Michelle winced, and this time it wasn’t from the chill. Even so, she wrapped her thick scarf further around her neck. “A bit harsh,” she noted quietly, “but not worth losing contact over.”
You weren’t there,” he answered, “it wasn’t just a dispute.” He glanced down at his half-eaten burger, but despite the groan of his stomach he was no longer hungry.
“But you still miss them. So why not try to call?”
A shrug, eyes darting to the intricacies of the pitted wooden bench. He wasn’t trying to avoid Michelle’s gaze, but the stare was so intense he couldn’t bear it. “I’m worried it’s been too long, and I’ve lost my chance.”

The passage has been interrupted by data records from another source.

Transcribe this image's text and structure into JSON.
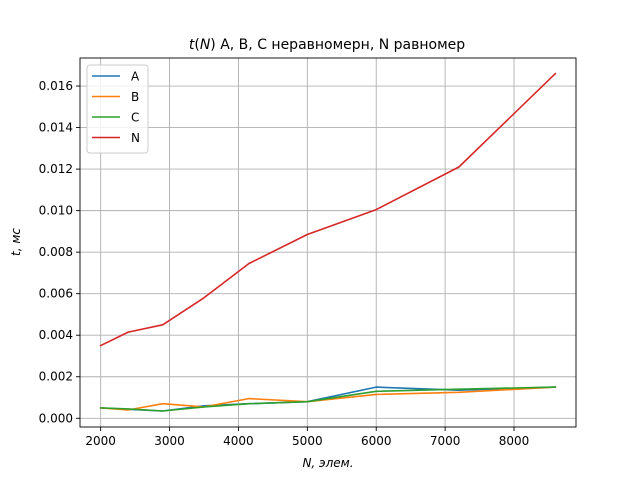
{
  "chart_data": {
    "type": "line",
    "title": "t(N) A, B, C неравномерн, N равномер",
    "title_parts": {
      "var_t": "t",
      "open": "(",
      "var_n": "N",
      "rest": ") A, B, C неравномерн, N равномер"
    },
    "xlabel": "N, элем.",
    "ylabel": "t, мс",
    "xlim": [
      1700,
      8900
    ],
    "ylim": [
      -0.00042,
      0.01735
    ],
    "x_ticks": [
      2000,
      3000,
      4000,
      5000,
      6000,
      7000,
      8000
    ],
    "x_tick_labels": [
      "2000",
      "3000",
      "4000",
      "5000",
      "6000",
      "7000",
      "8000"
    ],
    "y_ticks": [
      0.0,
      0.002,
      0.004,
      0.006,
      0.008,
      0.01,
      0.012,
      0.014,
      0.016
    ],
    "y_tick_labels": [
      "0.000",
      "0.002",
      "0.004",
      "0.006",
      "0.008",
      "0.010",
      "0.012",
      "0.014",
      "0.016"
    ],
    "grid": true,
    "legend_position": "upper-left",
    "series": [
      {
        "name": "A",
        "color": "#1f77b4",
        "x": [
          2000,
          2400,
          2900,
          3500,
          4150,
          5000,
          6000,
          7200,
          8600
        ],
        "y": [
          0.0005,
          0.00043,
          0.00035,
          0.0006,
          0.0007,
          0.0008,
          0.0015,
          0.00135,
          0.0015
        ]
      },
      {
        "name": "B",
        "color": "#ff7f0e",
        "x": [
          2000,
          2400,
          2900,
          3500,
          4150,
          5000,
          6000,
          7200,
          8600
        ],
        "y": [
          0.0005,
          0.0004,
          0.0007,
          0.00055,
          0.00095,
          0.0008,
          0.00115,
          0.00125,
          0.0015
        ]
      },
      {
        "name": "C",
        "color": "#2ca02c",
        "x": [
          2000,
          2400,
          2900,
          3500,
          4150,
          5000,
          6000,
          7200,
          8600
        ],
        "y": [
          0.0005,
          0.00045,
          0.00035,
          0.00055,
          0.0007,
          0.0008,
          0.0013,
          0.0014,
          0.0015
        ]
      },
      {
        "name": "N",
        "color": "#d62728",
        "x": [
          2000,
          2400,
          2900,
          3500,
          4150,
          5000,
          6000,
          7200,
          8600
        ],
        "y": [
          0.0035,
          0.00415,
          0.0045,
          0.0058,
          0.00745,
          0.00885,
          0.01005,
          0.0121,
          0.0166
        ]
      }
    ]
  }
}
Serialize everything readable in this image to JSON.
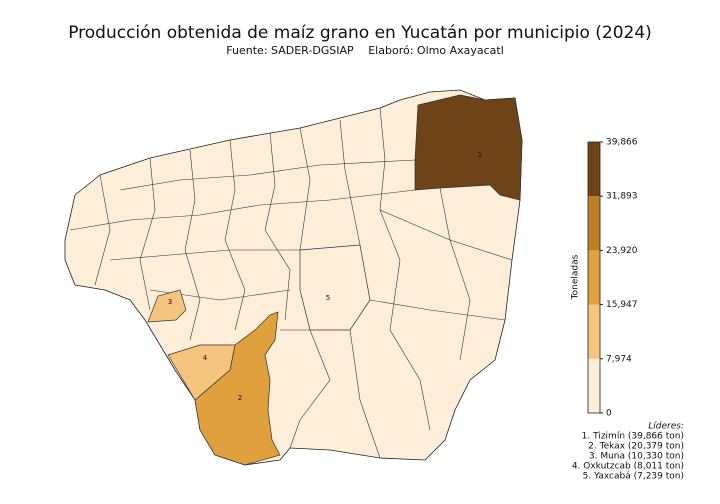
{
  "map": {
    "title": "Producción obtenida de maíz grano en Yucatán por municipio (2024)",
    "source": "Fuente: SADER-DGSIAP",
    "author": "Elaboró: Olmo Axayacatl",
    "colorbar": {
      "label": "Toneladas",
      "lim": [
        0,
        39866
      ],
      "ticks": [
        0,
        {
          "value": 7974,
          "label": "7,974"
        },
        {
          "value": 15947,
          "label": "15,947"
        },
        {
          "value": 23920,
          "label": "23,920"
        },
        {
          "value": 31893,
          "label": "31,893"
        },
        {
          "value": 39866,
          "label": "39,866"
        }
      ],
      "colors": [
        "#fdeed9",
        "#f5c47e",
        "#e0a03e",
        "#bf7f24",
        "#6e4317"
      ]
    },
    "regions": [
      {
        "label": "1",
        "value": 39866
      },
      {
        "label": "2",
        "value": 20379
      },
      {
        "label": "3",
        "value": 10330
      },
      {
        "label": "4",
        "value": 8011
      },
      {
        "label": "5",
        "value": 7239
      }
    ],
    "leaders": {
      "title": "Líderes:",
      "items": [
        "1. Tizimín (39,866 ton)",
        "2. Tekax (20,379 ton)",
        "3. Muna (10,330 ton)",
        "4. Oxkutzcab (8,011 ton)",
        "5. Yaxcabá (7,239 ton)"
      ]
    }
  }
}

“Well.” Michelle seemed to mull it over, her eyes narrowed in thought. In the darkness of the winter evening, the lights reflected in her eyes. She pursed her lips, as if considering her words carefully. Then, “How about I go with you? If you decide to meet up with them, I’ll tag along as moral support.”
Ephraim parted his lips to deny it, to dissuade her from something so ridiculous – yet he saw in the set of her jaw and the glint of her eyes that her mind was already decided.
Ephraim swallowed thickly, shoved down his bubbling nerves, and tried not to think of all of the ways this was a terrible idea.